Published online by Cambridge University Press:  20 December 2007

Department of Anatomy, Anhui Medical University, Hefei, P.R. China Department of Ophthalmology, Anhui Medical University, Hefei, P.R. China
Department of Anatomy, Anhui Medical University, Hefei, P.R. China
Department of Anatomy, Anhui Medical University, Hefei, P.R. China
School of Life Science, University of Science and Technology of China, Hefei, P.R. China
Department of Anatomy and Structural Biology, School of Medical Sciences, University of Otago, Dunedin, New Zealand


The retina mainly contains ganglion, bipolar and photoreceptor cells which are distributed in the ganglion cell layer (GCL), inner nuclear layer (INL) and outer nuclear layer (ONL), respectively. Whether there is an age-related loss of these retinal cells remains not well understood. Cell density and the total number of cells were two commonly used measures to evaluate such age-related changes in most previous studies and provided controversial conclusions. The use of density measures as decisive data is problematic because the total area of the retina was expanded in aging, whereas the application of the total number of cells was limited for assessing ganglion cells.

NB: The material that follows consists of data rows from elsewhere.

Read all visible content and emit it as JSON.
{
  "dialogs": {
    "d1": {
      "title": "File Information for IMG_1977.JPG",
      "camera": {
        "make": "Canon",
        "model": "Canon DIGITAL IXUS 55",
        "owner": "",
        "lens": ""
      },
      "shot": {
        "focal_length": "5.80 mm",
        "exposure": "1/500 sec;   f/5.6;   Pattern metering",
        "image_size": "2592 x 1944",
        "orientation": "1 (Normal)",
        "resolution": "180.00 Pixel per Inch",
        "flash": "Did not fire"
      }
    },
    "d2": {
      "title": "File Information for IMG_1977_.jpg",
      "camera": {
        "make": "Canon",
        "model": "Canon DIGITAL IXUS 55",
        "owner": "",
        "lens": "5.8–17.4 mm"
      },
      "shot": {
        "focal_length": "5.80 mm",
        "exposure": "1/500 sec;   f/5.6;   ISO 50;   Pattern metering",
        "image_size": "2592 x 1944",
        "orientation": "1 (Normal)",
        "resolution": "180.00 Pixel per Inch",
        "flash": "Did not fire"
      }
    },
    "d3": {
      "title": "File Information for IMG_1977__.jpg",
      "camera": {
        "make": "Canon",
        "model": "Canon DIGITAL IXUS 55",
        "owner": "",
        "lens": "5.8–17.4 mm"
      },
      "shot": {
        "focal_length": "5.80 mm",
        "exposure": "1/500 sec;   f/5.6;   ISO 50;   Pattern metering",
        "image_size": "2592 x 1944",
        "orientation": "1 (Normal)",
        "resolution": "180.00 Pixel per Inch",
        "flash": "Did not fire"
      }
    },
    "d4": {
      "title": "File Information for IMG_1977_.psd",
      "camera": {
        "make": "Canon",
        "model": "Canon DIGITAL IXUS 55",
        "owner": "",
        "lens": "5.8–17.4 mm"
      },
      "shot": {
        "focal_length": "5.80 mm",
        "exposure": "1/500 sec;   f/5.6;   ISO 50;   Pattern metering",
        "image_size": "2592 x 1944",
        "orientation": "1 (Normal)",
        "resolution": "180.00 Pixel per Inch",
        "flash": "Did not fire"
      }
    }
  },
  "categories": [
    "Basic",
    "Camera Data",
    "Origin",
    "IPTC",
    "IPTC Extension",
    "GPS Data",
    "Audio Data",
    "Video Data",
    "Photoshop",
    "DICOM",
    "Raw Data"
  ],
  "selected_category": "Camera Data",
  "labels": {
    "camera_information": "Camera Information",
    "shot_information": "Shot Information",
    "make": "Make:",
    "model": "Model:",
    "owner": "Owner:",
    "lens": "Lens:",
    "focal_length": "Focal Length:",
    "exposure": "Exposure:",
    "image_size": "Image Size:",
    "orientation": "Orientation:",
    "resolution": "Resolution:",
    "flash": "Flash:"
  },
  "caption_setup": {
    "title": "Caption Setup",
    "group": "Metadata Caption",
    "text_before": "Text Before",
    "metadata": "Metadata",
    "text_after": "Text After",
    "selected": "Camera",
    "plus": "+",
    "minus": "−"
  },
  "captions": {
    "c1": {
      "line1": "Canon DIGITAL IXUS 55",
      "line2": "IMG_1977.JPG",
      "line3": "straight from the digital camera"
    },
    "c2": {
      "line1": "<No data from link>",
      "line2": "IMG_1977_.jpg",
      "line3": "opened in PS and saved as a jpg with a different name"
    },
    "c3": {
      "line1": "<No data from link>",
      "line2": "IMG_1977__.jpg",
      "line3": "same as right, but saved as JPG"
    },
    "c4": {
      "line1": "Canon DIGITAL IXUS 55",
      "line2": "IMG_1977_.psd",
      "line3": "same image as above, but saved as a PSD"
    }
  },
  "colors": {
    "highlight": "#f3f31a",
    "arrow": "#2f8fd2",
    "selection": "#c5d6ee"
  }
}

In this study, thus, we wanted to test whether there is an age-related cell loss in the GCL, INL and ONL and if so, whether such a loss is correlated to the convergence ratio of these cells. We used stereological procedures to quantify the total number of cells in the three retinal nuclear layers in six young and six aged Long-Evans rats. We found that during aging, the total volume of the retina remained unchanged, but the retina became thinner. There was no cell loss in each individual nuclear layer, and the ratio of the ONL to INL to GCL was preserved.